The nonpartisan Congressional Budget Office has published a study on the Projected Costs of Nuclear Forces 2014 – 2023 that sets the full costs for maintaining and modernizing the atomic stockpile, advancing its delivery systems, and stoking the nuclear research and production complex at around $355 billion over the next 10 years. These costs are expected to increase after 2023, when the modernization process really begins to kick in. The report did not consider the added costs of maintaining the nuclear arsenal over the next 30 years, but Nuclear Watch, extrapolating from current trends, predicts the overall amount "will easily exceed $1 trillion." 

"Increased budgets for nuclear weapons are being paid off the back of dismantlements, nonproliferation and cleanup programs, which is just plain wrong," Coghlan says. "It's common knowledge that NNSA's nuclear weapons programs have a staggering track record of cost overruns, schedule delays and security breaches. It's less well-known that these programs may undermine stockpile reliability by introducing unneeded, incredibly expensive changes to existing nuclear weapons that have been extensively tested and are known to be even more reliable than originally thought." 

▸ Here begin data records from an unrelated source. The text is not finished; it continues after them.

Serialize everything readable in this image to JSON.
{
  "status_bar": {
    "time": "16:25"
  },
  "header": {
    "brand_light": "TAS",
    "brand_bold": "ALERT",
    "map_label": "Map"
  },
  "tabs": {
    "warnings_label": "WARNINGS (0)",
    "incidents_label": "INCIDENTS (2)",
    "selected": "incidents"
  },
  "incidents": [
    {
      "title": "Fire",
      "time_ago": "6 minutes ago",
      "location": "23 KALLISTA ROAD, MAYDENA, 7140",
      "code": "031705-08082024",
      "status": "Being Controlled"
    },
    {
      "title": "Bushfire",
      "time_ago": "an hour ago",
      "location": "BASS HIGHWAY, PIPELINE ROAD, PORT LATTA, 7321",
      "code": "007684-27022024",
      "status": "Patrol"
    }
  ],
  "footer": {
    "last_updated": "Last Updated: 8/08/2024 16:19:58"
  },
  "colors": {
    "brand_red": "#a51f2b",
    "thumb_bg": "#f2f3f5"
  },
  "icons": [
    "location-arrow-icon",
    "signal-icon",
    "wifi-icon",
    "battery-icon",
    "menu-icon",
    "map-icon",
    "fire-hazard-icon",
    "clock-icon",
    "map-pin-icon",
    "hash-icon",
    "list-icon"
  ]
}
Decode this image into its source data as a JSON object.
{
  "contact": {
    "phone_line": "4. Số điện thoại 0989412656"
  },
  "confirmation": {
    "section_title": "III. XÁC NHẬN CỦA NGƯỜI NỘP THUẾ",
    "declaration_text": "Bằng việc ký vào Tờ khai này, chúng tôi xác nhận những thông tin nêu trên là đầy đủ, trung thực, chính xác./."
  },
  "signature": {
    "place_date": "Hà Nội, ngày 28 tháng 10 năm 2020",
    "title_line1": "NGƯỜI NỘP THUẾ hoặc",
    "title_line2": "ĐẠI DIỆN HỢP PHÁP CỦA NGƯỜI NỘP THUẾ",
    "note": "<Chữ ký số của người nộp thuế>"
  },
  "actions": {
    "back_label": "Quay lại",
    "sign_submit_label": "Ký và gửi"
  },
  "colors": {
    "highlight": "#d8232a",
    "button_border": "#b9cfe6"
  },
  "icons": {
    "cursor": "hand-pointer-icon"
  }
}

Coghlan contends that NNSA's programs should be curtailed so that tax money can be redirected to expanding "nonproliferation programs that actually enhance national security, cleanup programs that protect the environment while creating jobs, and dismantlement programs that get rid of nuclear weapons forever." 


Gar Smith is Editor Emeritus of Earth Island Journal, a veteran of the Free Speech Movement, a Project Censored award winner, co-founder of Environmentalists Against War and author of Nuclear Roulette: The Truth about the Most Dangerous Energy Source on Earth (Chelsea Green 2012).